Division of Rheumatology, Department of Internal Medicine, University of Michigan, Ann Arbor, MI, USA.
Arthritis and Clinical Immunology Program, Oklahoma Medical Research Foundation, Oklahoma City, OK, USA; Department of Biochemistry and Molecular Biology, The University of Oklahoma Health Sciences Center, Oklahoma City, OK, USA.
J Autoimmun. 2018 Jan;86:19-28. doi: 10.1016/j.jaut.2017.09.011. Epub 2017 Oct 20.
The goal of this study was to comprehensively characterize CD4+CD28+ T cells overexpressing CD11a and KIR genes, and examine the relationship between this T cell subset, genetic risk, and disease activity in lupus.
The size of the CD4+CD28+KIR+CD11a T cell subset was determined by flow cytometry, and total genetic risk for lupus was calculated in 105 female patients using 43 confirmed genetic susceptibility loci. Primary CD4+CD28+KIR+CD11a T cells were isolated from lupus patients or were induced from healthy individuals using 5-azacytidine. Genome-wide DNA methylation was analyzed using an array-based approach, and the transcriptome was assessed by RNA sequencing. Transcripts in the CDR3 region were used to assess the TCR repertoire. Chromatin accessibility was determined using ATAC-seq.

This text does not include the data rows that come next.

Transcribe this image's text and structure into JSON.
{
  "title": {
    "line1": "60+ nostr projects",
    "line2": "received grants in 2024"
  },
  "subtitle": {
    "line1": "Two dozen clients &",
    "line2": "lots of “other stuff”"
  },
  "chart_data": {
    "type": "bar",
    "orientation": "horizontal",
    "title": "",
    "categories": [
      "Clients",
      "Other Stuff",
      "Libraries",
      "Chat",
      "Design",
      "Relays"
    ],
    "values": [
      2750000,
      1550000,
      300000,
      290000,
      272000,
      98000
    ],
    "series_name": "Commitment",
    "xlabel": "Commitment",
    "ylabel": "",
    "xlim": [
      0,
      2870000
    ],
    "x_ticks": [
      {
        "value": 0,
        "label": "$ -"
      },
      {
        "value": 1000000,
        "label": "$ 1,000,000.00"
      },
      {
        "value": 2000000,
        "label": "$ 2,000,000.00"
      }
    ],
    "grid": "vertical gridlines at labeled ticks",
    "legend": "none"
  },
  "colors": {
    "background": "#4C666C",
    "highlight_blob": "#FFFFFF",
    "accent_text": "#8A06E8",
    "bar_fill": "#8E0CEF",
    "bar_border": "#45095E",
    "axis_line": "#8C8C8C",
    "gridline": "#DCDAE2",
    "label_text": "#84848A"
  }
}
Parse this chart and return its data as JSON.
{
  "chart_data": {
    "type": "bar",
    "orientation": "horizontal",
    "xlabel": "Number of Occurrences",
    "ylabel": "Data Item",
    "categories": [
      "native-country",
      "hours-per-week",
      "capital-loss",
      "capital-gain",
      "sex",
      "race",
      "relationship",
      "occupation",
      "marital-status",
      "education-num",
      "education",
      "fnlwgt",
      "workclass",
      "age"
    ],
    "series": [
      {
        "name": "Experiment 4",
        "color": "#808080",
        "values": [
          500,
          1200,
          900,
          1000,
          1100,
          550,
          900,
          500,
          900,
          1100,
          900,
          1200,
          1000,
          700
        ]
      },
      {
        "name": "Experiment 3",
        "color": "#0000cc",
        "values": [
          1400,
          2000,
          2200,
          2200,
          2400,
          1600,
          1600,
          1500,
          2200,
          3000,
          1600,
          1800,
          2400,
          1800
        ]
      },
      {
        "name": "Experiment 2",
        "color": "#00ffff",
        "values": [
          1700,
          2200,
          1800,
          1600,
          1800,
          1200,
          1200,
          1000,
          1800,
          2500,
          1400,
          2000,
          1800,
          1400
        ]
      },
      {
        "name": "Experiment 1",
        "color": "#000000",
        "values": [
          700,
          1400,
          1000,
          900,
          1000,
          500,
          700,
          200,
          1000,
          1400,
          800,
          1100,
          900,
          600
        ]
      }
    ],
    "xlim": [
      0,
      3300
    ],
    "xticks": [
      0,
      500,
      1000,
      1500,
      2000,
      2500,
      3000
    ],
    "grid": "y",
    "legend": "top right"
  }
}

A total of 31,019 differentially methylated sites were identified in induced KIR+CD11a T cells with >99% being hypomethylated. RNA sequencing revealed a clear pro-inflammatory transcriptional profile. TCR repertoire analysis suggests less clonotype diversity in KIR+CD11a compared to autologous KIR-CD11a T cells. Similarly, primary KIR+CD11a T cells isolated from lupus patients were hypomethylated and characterized by a pro-inflammatory chromatin structure. We show that the genetic risk for lupus was significantly higher in African-American compared to European-American lupus patients. The demethylated CD4+CD28+KIR+CD11a T cell subset size was a better predictor of disease activity in young (age ≤ 40) European-American patients independent of genetic risk.
CD4+CD28+KIR+CD11a T cells are demethylated and characterized by pro-inflammatory epigenetic and transcriptional profiles in lupus. Eliminating these cells or blocking their pro-inflammatory characteristics might present a novel therapeutic approach for lupus.
本研究旨在全面描述 CD4+CD28+T 细胞中 CD11a 和 KIR 基因的过度表达,并研究该 T 细胞亚群与遗传风险和狼疮疾病活动之间的关系。
通过流式细胞术确定 CD4+CD28+KIR+CD11a T 细胞亚群的大小,并使用 43 个已确认的遗传易感性基因座计算 105 名女性患者的狼疮总遗传风险。使用 5-氮杂胞苷从狼疮患者中分离或从健康个体中诱导产生原代 CD4+CD28+KIR+CD11a T 细胞。使用基于阵列的方法分析全基因组 DNA 甲基化,并通过 RNA 测序评估转录组。使用 CDR3 区的转录本评估 TCR 库。使用 ATAC-seq 确定染色质可及性。
在诱导的 KIR+CD11a T 细胞中鉴定出 31,019 个差异甲基化位点,其中 99%以上为低甲基化。RNA 测序显示出明显的促炎转录谱。TCR 库分析表明,与自体 KIR-CD11a T 细胞相比,KIR+CD11a 中的克隆型多样性较少。同样,从狼疮患者中分离的原代 KIR+CD11a T 细胞呈低甲基化状态,表现出促炎染色质结构。我们表明,与欧洲裔美国狼疮患者相比,非洲裔美国狼疮患者的狼疮遗传风险明显更高。年轻(≤40 岁)欧洲裔美国患者的疾病活动度与遗传风险无关,CD4+CD28+KIR+CD11a T 细胞亚群大小的去甲基化是更好的预测指标。
狼疮患者的 CD4+CD28+KIR+CD11a T 细胞呈去甲基化状态,表现出促炎的表观遗传和转录特征。消除这些细胞或阻断其促炎特性可能为狼疮提供一种新的治疗方法。